Publ: Crawler mitigations

Last updated:

In this day and age it’s necessary to have mitigations in place to prevent badly-behaving web crawlers from taking down every single website. Both legitimate search bots and things like AI/LLM crawlers do a bunch of nasty tricks to try to extract as much detail as possible from a website, even when signals are present to indicate which pages are worth crawling.

This recipe is a starting point for implementing a simple “sentience check” into Publ websites, which has shown itself to be just as effective as more heavyweight options such as Anubis or Cloudflare’s “managed challenge” CAPTCHA. Setting it up is pretty simple:

  1. Add the user-agents package to your environment (typically with poetry add user-agents)

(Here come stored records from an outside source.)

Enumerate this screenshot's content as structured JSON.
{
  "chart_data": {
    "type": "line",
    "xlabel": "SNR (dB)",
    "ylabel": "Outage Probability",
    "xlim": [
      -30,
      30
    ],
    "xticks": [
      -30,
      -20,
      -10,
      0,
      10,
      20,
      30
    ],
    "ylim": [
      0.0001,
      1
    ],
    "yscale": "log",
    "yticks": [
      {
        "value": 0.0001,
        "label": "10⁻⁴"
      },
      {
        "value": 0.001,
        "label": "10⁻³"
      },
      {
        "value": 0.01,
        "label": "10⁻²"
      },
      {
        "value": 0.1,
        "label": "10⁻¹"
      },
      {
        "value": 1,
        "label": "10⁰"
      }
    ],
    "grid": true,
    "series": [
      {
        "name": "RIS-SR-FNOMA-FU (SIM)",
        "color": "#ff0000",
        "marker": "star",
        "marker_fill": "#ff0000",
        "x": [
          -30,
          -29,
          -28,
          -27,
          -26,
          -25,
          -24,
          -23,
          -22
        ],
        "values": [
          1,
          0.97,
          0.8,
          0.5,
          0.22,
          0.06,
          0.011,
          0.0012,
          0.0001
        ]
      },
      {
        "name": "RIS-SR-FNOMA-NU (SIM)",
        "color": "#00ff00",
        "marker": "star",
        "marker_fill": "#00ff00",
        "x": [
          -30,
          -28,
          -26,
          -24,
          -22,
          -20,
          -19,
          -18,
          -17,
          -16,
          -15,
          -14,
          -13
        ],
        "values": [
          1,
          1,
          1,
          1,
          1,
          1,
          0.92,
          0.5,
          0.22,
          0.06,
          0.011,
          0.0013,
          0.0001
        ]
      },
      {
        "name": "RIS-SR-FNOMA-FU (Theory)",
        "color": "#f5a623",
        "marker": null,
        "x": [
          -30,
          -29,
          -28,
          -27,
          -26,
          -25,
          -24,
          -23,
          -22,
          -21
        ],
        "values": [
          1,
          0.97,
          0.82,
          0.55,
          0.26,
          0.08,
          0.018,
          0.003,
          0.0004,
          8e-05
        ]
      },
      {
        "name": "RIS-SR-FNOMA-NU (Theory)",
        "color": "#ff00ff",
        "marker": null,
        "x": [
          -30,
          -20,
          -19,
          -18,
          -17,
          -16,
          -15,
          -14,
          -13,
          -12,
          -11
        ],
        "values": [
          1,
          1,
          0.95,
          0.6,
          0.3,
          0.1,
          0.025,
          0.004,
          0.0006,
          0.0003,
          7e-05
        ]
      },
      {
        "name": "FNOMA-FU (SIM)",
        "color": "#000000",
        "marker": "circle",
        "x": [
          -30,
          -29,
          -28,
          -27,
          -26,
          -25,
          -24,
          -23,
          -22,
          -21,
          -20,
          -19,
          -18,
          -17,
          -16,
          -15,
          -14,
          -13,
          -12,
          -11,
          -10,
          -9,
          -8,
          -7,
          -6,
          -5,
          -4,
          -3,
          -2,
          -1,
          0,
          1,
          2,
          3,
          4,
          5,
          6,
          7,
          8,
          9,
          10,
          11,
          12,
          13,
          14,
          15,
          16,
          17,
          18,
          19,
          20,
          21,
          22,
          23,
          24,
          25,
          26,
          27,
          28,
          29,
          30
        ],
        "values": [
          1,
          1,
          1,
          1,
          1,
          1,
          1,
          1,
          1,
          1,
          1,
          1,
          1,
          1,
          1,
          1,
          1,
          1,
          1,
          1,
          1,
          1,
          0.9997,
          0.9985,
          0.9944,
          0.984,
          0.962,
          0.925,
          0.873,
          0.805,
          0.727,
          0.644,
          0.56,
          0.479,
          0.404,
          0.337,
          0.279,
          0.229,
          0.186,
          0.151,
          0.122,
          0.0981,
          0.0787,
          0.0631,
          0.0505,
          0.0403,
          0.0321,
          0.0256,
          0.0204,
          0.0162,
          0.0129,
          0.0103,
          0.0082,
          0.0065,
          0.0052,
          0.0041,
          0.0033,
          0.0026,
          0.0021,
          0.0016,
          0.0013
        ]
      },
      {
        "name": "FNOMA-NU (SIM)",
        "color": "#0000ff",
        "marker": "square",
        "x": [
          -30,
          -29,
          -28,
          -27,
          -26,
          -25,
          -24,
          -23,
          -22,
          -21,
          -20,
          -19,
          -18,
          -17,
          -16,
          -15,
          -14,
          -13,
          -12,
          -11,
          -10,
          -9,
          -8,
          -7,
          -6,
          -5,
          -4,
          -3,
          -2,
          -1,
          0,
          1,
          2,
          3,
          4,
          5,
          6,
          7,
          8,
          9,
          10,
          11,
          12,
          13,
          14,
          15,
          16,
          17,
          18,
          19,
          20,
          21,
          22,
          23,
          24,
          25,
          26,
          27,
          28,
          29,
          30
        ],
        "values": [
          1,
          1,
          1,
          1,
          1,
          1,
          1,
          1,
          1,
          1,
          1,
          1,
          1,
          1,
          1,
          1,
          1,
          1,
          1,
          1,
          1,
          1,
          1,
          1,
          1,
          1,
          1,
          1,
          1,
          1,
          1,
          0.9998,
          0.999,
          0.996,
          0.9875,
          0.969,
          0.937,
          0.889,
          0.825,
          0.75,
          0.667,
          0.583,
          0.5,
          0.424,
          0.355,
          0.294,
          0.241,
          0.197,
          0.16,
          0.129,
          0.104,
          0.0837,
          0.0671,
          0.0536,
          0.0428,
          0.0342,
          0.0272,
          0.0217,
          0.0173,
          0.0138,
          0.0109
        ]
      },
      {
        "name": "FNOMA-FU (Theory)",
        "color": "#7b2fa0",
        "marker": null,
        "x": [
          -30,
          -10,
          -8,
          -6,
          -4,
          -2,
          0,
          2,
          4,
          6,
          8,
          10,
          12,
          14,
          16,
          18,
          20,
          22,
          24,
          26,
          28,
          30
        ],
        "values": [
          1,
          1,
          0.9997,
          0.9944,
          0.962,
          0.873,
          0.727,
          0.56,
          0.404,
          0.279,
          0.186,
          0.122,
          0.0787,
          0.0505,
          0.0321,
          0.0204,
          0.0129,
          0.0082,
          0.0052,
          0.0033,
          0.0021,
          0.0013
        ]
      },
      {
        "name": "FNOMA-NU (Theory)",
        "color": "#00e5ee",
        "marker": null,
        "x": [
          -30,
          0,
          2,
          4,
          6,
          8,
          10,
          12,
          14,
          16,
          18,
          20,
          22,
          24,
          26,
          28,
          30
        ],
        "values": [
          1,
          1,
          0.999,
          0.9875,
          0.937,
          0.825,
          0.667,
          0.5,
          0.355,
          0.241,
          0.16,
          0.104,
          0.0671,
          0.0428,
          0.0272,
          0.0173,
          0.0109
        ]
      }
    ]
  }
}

  2. Add the following functions to your app.py:

    app.py
    @app.before_request
    def antiscraper():
        """ If something looks like a scraper, give it a sentience check """
        import flask
        import user_agents
        import werkzeug.exceptions
    
        # Logged-in users have passed the test already
        if publ.user.get_active():
            return
    
        # Users with an 'sid' cookie have passed the test already
        if flask.session.get('sid'):
            return
    
        # Send possible crawlers to the sentience test
        # Initial score: number of items in the GET arguments
        score = len(list(flask.request.args.items(True)))
    
        # add any other custom signals to the score
    
        if score > 2:
            raise werkzeug.exceptions.TooManyRequests("Sentience test")
    
        return
    
    @app.route('/_zuul', methods=['POST'])
    def gatekeeper():
        """ Sentience check callback """
        import datetime
        import flask
    
        redir = flask.request.form['redir']
        LOGGER.info(f"redirecting to {redir}")
        flask.session['sid'] = datetime.datetime.now()
        return flask.redirect(f'{redir}', code=303)
    
  3. Add the following template as templates/429.html:

    templates/429.html
    <!DOCTYPE html>
    <html><head><title>Sentience test</title>
    <script>
    window.addEventListener("load", () => {
        document.forms['proxy'].submit();
    });
    </script>
    </head>
    <body>
    <h1>Sentience check</h1>
    
    <form method="POST" id="proxy" action="{{url_for('gatekeeper')}}">
        <input type="hidden" name="redir" value="{{request.full_path}}">
        <input type="submit" value="I'm actually here">
    </form>
    </body>
    </html>
    

Out of the box, this will present a sentience check to anyone who is exhibiting basic bad-crawler behavior, which will be skipped for anything that has a cookie indicating that the test has previously been passed. For folks running browsers with JavaScript the test should automatically pass, as well.